Все они работали для газет, и это наложило отпечаток на их стиль. Они обращались к одному и тому же адресату — к публике. Это далеко не само собой разумеется, особенно в Германии, где изучение литературы достаточно часто оказывалось в руках ученых и литераторов, против чего, собственно, не приходится возражать. Вот только ученые писали для ученых, а литераторы — для литераторов же. Публика оставалась ни с чем. Не будь Гейне, Фонтане и всех остальных, я все равно писал бы для публики, а не для собратьев по цеху. К этому меня толкал бы темперамент.
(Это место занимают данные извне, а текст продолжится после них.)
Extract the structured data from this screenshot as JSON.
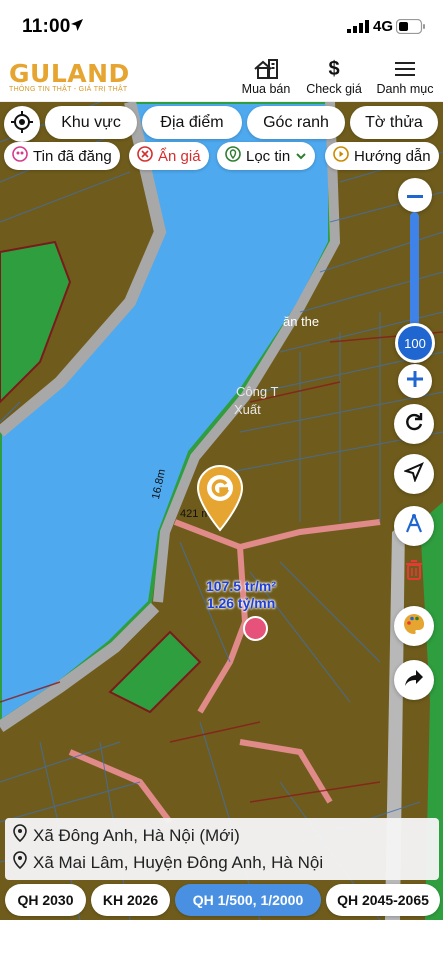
{
  "status": {
    "time": "11:00",
    "network": "4G"
  },
  "header": {
    "logo_text": "GULAND",
    "logo_tagline": "THÔNG TIN THẬT - GIÁ TRỊ THẬT",
    "buttons": [
      {
        "label": "Mua bán",
        "icon": "house-building-icon"
      },
      {
        "label": "Check giá",
        "icon": "dollar-icon"
      },
      {
        "label": "Danh mục",
        "icon": "menu-icon"
      }
    ]
  },
  "filters": {
    "row1": [
      "Khu vực",
      "Địa điểm",
      "Góc ranh",
      "Tờ thửa"
    ],
    "row2": [
      {
        "label": "Tin đã đăng",
        "icon": "posted-icon",
        "color": "#d63a8a"
      },
      {
        "label": "Ẩn giá",
        "icon": "hide-price-icon",
        "color": "#d32f2f"
      },
      {
        "label": "Lọc tin",
        "icon": "location-filter-icon",
        "color": "#2e7d32"
      },
      {
        "label": "Hướng dẫn",
        "icon": "play-guide-icon",
        "color": "#c98a00"
      }
    ]
  },
  "zoom": {
    "value": "100"
  },
  "map_labels": {
    "edge_length": "16.8m",
    "area_partial": "421 m",
    "place_partial_1": "Công T",
    "place_partial_2": "Xuất",
    "place_partial_3": "ăn the"
  },
  "price": {
    "per_m2": "107.5 tr/m²",
    "total": "1.26 tỷ/mn"
  },
  "address": {
    "line1": "Xã Đông Anh, Hà Nội (Mới)",
    "line2": "Xã Mai Lâm, Huyện Đông Anh, Hà Nội"
  },
  "plans": [
    {
      "label": "QH 2030",
      "active": false
    },
    {
      "label": "KH 2026",
      "active": false
    },
    {
      "label": "QH 1/500, 1/2000",
      "active": true
    },
    {
      "label": "QH 2045-2065",
      "active": false
    }
  ],
  "colors": {
    "water": "#4ea9ef",
    "land": "#6f5c1c",
    "green": "#2f9e3f",
    "road": "#b8b8b8",
    "accent": "#e6a530",
    "active_tab": "#4a90e2"
  }
}
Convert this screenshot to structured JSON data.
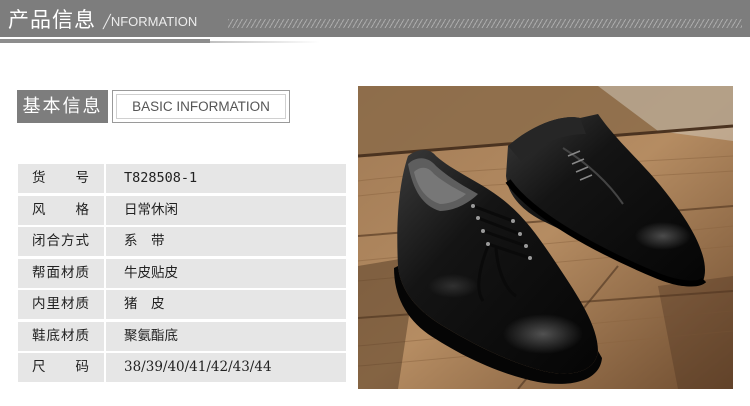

Все дело в том, сказал однажды Фонтане, чтобы быть по меньшей мере понятым. Добиваясь ясности своих писаний, я часто прибегал к помощи словаря иностранных слов в поисках немецких соответствий, которые мог бы применить вместо навязчиво напрашивавшихся иностранных. Чтобы сделать узнаваемым и постижимым то, что мне хотелось сказать, я часто позволял себе преувеличивать и заострять. Хорошие критики всегда упрощали ради того, чтобы добиться ясности, часто они доводили до крайности то, что хотели рассказать, — чтобы сделать понятным. В чем бы меня ни упрекали, одно мне, конечно же, несвойственно — нежелание сказать «да» или «нет». Многие читатели были мне благодарны за то, что из моих статей можно было без особых усилий понять, одобряю я новинку или отвергаю ее.